Discussion: The low outer slopes of ridges and overall low average height to total width ratios (Fig. 1) suggest predominantly time-dependent viscoplastic gravitational collapse. Variability in morphology between ridges may be related to disparate mechanisms driving ridge development (whether extension, compression, or shearing). The formation processes are likely to influence the rate of ridge construction as well as the temperature (and hence rheology) of the icy material involved. We observe a distinct upper limit of 0.58 for the ratio of average ridge height to PTP width (Fig. 2), suggesting that once an active ridge exceeds a certain height, the ridge peaks begin to geomorphically migrate apart in order to maintain a limiting slope of the inner and outer flanks through gravitational collapse (whether viscoplastic or granular flow). However, the smoothness of some outer slopes may indicate that plastic flow or relaxation, not granular flow, dominates the post-formation morphology of ridges. Individual height-to-width ratios of the 24 ridge pairs measured here fall within a wide range, with maxima occurring at 0.52 and 0.53 for Ridge A and Ridge B, respectively. This implies outer slopes of no more than ~28°. This is slightly less than the suggested angle of repose of loose granular ice (~34° [7]), also hinting at the possibility of relaxation by viscoplastic flow. Low ratios of average ridge height to peak to peak width may indicate underdeveloped ridge heights, but may also be a sign of dilation across a ridge. Dilation may cause a tectonic increase in the peak to peak distance. Finally, the variability in the ratios of average height to total width along individual ridges indicates that some ridge pairs may have evolved differently along their lengths; an effect partially related to changes in ridge orientation along the observable length and associated variability in ridge kinematics.

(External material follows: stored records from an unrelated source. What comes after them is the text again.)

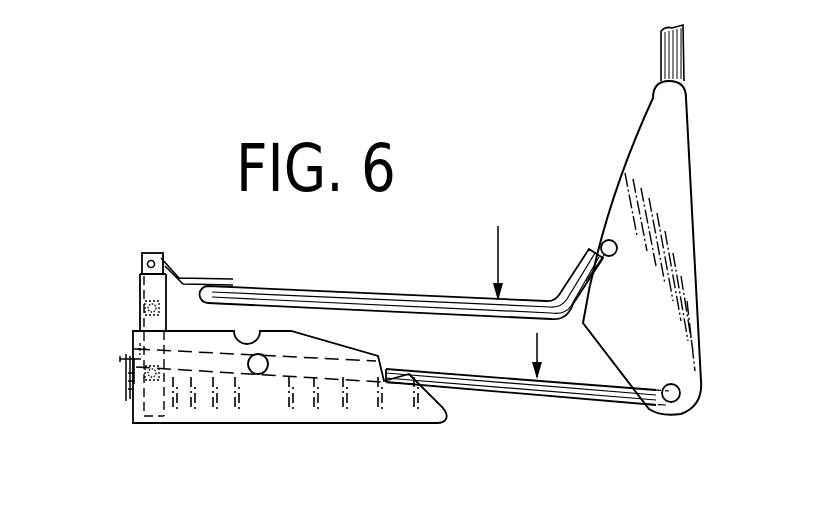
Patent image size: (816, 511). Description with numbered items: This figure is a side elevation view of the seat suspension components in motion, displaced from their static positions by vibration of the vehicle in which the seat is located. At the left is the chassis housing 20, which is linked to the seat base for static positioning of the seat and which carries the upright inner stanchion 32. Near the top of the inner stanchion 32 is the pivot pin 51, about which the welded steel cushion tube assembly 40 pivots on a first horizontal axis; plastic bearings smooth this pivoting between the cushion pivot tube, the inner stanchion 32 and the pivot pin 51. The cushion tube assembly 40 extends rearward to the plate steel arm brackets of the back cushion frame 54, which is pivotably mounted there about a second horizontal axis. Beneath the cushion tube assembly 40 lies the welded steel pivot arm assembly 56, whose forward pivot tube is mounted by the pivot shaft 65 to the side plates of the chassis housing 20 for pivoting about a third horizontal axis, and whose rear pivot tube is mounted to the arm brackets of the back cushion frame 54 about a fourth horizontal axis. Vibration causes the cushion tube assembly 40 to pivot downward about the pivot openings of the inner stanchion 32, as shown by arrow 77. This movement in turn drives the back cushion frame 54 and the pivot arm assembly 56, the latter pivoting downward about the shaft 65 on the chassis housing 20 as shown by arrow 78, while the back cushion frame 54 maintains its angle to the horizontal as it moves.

The chassis housing 20 is at (132, 412).
The inner stanchion 32 is at (140, 262).
The pivot pin 51 is at (165, 261).
The cushion tube assembly 40 is at (336, 289).
The arrow 77 is at (498, 262).
The arrow 78 is at (537, 357).
The back cushion frame 54 is at (700, 290).
The pivot arm assembly 56 is at (500, 392).
The pivot shaft 65 is at (259, 373).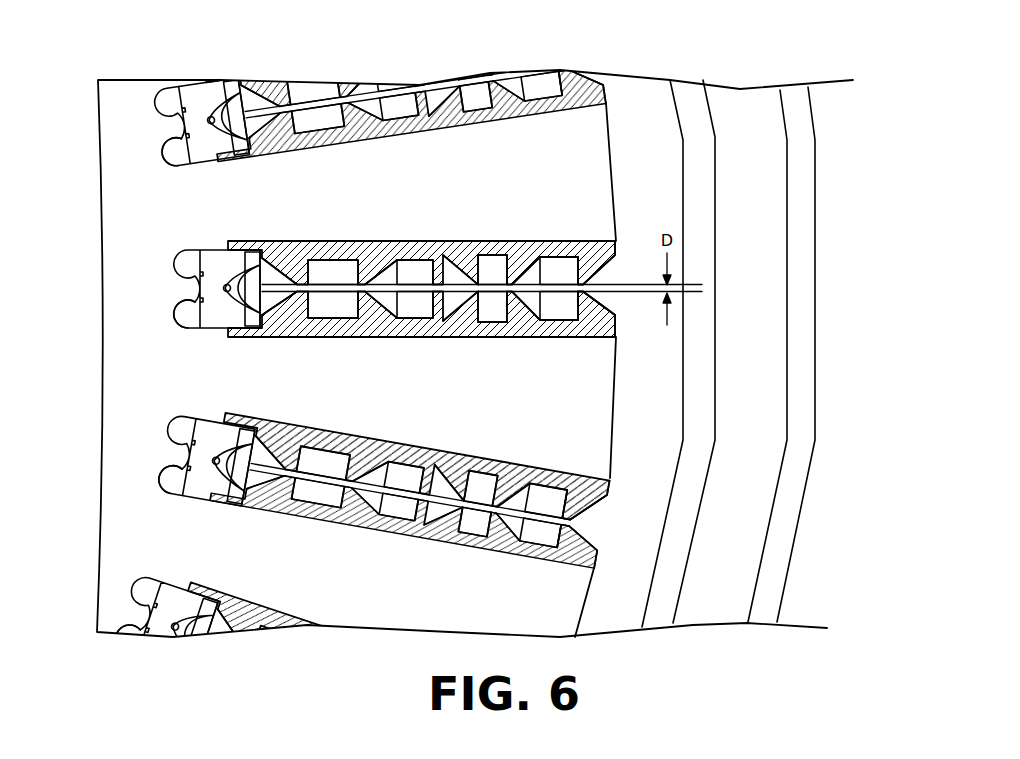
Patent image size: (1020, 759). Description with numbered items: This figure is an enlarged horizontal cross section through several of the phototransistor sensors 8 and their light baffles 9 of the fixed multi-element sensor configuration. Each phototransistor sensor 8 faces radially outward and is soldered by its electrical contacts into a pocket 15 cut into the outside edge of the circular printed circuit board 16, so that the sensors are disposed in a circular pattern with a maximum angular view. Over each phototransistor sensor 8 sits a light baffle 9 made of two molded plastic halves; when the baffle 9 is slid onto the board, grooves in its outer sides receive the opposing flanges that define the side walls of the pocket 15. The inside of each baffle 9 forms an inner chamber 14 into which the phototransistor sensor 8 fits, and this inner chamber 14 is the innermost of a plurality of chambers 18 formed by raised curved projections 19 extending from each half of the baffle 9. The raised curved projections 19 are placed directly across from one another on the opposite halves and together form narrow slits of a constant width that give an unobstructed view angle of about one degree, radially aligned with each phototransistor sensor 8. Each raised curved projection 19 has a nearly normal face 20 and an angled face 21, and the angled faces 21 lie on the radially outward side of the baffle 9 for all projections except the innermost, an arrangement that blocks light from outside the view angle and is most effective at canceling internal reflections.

The phototransistor sensor 8 is at (188, 90).
The light baffle 9 is at (557, 109).
The inner chamber 14 is at (263, 253).
The pocket 15 is at (168, 161).
The circular printed circuit board 16 is at (441, 184).
The chamber 18 is at (330, 319).
The raised curved projection 19 is at (364, 278).
The nearly normal face 20 is at (512, 257).
The angled face 21 is at (550, 264).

Future work with this data will include an evaluation of ridge formation by subsurface dike intrusion as well as a displacement ratio analysis [8] (shearing to opening) on ridge pairs that show apparent lateral offset and that have kinematic motion indicators. A displacement ratio analysis combined with the topographic measurements and morphologic characterizations discussed here, will help us to better define ridge formation mechanisms (either dilation, contraction, strike-slip motion, or some combination thereof).

References:  [1] Greenberg et al. (1998) Icarus 135, 64-78. [2] Head et al. (1999) JGR 104, No. E10, 24,223-24,236. [3] Melosh & Turtle (2004) LPSC XXXV, Abstract #2029. [4] Head et al. (1998b) LPSC XXX, Abstract #1491. [5] Schenk (2002) Nature 417, 419-421. [6] Schenk & Pappalardo (2004) Geophys. Res. Lett. 31. [7] Kadel et al. (1998) LPSC XXIX, Abstract #1078. [8] Bader & Kattenhorn (2007) LPSC XXXIX, Abstract #2036.

 

 

Figure 1. Graph of average ridge heights (A+B/2) vs. total ridge width, with a maximum ratio of 0.14 (height/width), indicating that ridge pairs can be wide and short or wide and tall but not tall and narrow.

Figure 2. Graph of average ridge height (A+B/2) vs. peak to peak (PTP) distance for 229 ridges. The maximum ratio calculated is 0.58, indicating that ridges may only grow up to a certain height before their peaks must geomorphologically move apart.